Sie sah ihm nicht nach, sondern ging ins Bad, um sich bettfertig zu machen.

Hätte sie ihm nachgesehen, dann hätte sie gesehen, wie er sich nochmal umwandte, kurz zögerte, aber dann doch weiterging.
Hinaus aus dem träumenden Haus in die immer ruhige Nacht.
Die Straße sah genauso aus wie vorhin, nur das Licht der Straßenlaternen schien noch etwas mehr flackern und der Gehsteig schien noch etwas grauer zu sein.

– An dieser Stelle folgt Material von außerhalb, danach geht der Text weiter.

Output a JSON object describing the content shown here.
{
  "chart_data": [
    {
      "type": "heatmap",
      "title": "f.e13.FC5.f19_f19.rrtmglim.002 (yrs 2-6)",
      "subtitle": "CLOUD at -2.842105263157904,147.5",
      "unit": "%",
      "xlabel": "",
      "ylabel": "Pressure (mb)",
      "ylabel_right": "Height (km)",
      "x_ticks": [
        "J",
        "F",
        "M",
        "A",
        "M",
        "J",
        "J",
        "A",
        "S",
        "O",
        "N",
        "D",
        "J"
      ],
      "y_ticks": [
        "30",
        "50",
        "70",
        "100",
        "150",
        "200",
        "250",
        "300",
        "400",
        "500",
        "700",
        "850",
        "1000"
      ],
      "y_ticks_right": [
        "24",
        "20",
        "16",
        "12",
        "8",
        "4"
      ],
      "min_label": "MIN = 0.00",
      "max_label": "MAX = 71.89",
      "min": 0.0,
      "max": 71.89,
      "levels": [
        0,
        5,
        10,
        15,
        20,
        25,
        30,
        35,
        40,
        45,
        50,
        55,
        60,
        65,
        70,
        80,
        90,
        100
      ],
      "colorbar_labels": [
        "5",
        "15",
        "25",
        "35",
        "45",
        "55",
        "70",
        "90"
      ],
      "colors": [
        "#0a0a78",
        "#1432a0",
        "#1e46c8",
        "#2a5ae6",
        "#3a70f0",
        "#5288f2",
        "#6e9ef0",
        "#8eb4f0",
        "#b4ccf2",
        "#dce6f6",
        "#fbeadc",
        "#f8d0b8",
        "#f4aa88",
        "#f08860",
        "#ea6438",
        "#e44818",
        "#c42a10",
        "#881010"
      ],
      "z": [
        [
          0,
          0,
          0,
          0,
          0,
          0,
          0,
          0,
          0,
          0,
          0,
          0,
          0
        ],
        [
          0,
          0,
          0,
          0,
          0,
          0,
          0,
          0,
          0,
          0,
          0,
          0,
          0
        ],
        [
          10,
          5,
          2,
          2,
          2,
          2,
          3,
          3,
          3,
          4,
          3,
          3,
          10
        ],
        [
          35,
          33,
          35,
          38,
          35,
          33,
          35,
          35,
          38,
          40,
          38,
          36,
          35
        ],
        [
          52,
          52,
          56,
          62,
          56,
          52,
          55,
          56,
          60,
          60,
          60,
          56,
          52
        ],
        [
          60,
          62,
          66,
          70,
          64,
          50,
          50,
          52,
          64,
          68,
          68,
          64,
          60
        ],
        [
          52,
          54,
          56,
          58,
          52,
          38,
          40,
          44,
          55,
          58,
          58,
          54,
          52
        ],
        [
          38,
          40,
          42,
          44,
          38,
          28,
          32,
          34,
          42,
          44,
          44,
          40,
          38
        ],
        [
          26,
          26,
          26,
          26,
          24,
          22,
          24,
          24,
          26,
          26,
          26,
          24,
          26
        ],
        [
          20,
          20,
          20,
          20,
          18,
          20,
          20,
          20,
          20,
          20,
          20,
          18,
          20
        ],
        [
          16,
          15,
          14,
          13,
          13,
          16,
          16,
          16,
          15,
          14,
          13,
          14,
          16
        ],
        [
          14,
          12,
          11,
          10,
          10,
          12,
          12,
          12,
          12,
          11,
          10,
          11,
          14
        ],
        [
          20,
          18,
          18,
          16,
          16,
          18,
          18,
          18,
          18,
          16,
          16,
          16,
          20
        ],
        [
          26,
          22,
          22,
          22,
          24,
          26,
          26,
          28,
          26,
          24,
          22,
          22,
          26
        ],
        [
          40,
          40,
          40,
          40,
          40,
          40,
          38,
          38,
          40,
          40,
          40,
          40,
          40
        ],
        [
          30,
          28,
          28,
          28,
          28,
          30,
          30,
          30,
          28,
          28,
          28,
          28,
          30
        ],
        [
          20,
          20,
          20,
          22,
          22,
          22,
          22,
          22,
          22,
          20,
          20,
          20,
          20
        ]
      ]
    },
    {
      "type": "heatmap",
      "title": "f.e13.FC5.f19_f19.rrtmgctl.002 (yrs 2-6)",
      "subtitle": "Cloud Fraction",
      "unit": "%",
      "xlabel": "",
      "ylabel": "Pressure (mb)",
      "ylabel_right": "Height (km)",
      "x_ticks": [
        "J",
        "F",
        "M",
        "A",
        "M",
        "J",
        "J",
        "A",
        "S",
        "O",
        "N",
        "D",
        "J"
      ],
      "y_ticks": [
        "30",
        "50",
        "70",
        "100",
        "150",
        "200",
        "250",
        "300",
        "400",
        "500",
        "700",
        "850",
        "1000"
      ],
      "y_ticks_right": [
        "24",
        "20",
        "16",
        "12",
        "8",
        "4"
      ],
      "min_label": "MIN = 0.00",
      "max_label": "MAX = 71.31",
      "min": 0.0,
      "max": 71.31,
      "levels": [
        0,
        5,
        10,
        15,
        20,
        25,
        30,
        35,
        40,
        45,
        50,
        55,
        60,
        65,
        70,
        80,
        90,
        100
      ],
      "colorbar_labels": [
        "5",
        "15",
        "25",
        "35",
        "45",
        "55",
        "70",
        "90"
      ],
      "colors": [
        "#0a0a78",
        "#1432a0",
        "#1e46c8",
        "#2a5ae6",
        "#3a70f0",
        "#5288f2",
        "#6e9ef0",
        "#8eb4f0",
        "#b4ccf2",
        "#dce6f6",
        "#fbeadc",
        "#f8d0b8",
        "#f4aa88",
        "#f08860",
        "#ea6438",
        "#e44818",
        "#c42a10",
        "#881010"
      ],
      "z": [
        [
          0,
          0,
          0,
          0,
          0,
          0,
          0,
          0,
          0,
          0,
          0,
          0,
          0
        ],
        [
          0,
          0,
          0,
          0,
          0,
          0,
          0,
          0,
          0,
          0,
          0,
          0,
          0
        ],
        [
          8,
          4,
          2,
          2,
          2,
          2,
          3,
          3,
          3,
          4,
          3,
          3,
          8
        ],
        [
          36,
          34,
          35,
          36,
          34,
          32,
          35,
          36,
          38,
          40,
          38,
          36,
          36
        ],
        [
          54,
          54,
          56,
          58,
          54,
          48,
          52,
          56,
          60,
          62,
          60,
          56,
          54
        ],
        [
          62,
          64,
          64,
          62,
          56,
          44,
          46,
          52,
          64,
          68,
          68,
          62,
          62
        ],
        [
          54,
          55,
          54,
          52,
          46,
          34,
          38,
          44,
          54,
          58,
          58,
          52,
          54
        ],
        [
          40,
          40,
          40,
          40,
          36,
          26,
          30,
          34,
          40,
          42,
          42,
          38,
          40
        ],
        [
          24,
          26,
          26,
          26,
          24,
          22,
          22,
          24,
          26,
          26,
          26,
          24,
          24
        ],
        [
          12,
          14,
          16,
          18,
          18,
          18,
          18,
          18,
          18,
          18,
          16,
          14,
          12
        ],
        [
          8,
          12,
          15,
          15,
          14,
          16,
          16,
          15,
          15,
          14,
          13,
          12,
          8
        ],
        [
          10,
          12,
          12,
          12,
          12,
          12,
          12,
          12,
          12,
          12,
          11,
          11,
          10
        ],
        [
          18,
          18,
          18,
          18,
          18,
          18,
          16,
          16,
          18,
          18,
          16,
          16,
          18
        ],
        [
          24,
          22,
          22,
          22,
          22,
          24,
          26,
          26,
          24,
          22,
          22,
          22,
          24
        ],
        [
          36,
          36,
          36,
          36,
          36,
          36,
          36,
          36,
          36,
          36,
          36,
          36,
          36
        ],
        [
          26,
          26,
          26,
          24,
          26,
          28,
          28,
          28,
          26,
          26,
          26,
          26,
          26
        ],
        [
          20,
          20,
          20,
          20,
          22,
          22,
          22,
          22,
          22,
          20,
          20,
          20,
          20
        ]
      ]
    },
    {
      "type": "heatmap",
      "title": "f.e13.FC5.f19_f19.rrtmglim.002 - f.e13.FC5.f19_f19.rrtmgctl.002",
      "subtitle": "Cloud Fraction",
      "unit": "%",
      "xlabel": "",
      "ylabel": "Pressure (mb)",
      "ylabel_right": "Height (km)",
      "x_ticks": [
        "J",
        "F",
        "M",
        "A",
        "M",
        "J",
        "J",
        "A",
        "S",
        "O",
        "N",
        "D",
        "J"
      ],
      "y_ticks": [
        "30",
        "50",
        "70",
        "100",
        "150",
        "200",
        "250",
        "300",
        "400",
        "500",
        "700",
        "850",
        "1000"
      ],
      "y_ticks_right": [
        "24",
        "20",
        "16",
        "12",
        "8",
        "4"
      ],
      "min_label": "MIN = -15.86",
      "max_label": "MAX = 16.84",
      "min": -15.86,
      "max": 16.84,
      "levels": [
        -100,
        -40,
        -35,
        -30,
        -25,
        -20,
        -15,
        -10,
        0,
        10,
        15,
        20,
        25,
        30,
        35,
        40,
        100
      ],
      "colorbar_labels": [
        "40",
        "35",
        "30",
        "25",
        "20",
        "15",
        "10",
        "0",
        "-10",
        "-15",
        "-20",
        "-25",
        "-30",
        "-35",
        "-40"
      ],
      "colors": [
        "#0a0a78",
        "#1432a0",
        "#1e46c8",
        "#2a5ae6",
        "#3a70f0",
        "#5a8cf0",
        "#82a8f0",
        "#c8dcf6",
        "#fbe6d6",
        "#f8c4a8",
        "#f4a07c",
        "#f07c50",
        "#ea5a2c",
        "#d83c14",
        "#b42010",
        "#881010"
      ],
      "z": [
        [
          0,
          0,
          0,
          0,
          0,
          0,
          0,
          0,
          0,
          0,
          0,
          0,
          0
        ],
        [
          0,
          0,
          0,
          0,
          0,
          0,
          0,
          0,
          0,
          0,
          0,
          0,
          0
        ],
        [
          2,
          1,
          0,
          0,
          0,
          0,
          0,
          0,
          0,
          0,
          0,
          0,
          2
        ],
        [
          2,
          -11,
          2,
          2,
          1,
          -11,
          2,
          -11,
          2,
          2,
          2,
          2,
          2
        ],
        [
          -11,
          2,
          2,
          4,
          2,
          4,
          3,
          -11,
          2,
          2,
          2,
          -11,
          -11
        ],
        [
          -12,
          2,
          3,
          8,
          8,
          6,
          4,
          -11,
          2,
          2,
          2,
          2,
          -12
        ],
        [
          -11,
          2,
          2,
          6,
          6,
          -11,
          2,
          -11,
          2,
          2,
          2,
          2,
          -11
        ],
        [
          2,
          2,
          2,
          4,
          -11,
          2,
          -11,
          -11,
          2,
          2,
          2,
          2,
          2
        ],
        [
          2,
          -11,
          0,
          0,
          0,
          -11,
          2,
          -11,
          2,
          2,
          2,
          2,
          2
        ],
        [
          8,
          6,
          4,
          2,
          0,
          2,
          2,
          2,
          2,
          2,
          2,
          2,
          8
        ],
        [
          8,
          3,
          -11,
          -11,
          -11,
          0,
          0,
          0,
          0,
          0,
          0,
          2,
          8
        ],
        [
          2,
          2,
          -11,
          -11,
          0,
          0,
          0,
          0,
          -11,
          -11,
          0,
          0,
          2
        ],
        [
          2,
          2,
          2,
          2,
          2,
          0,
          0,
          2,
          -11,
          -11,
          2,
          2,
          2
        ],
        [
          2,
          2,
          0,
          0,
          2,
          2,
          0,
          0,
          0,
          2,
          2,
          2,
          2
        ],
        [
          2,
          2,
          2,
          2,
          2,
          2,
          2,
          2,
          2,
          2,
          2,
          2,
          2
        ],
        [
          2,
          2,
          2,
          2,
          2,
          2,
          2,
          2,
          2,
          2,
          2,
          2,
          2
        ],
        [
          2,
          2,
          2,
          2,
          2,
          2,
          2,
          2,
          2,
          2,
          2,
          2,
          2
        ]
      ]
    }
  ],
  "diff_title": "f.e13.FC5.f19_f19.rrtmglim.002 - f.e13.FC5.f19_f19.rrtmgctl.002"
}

Und als er da auf der Straße stand, da fand er das große Licht nicht mehr.
Er drehte sich um, blickte in alle Richtungen, doch er fand es nicht. Er versuchte, alles zu vergessen, was geschehen war, doch er fand es nicht. Er schrie laut, er wollte nicht, dass die ruhige Nacht weiter ruhig bleibt und die Straße weiter still. Doch er fand es nicht.

Und wie er da stand, orientierungslos, verzweifelt und müde, da verwandelte er sich in eine Motte. Mit seinen Flügeln flog er zu den anderen Motten und kämpfte mit ihnen darum, auch etwas vom verlockenden Licht der Straßenlaterne abzubekommen.

Das träumende Haus wachte auf.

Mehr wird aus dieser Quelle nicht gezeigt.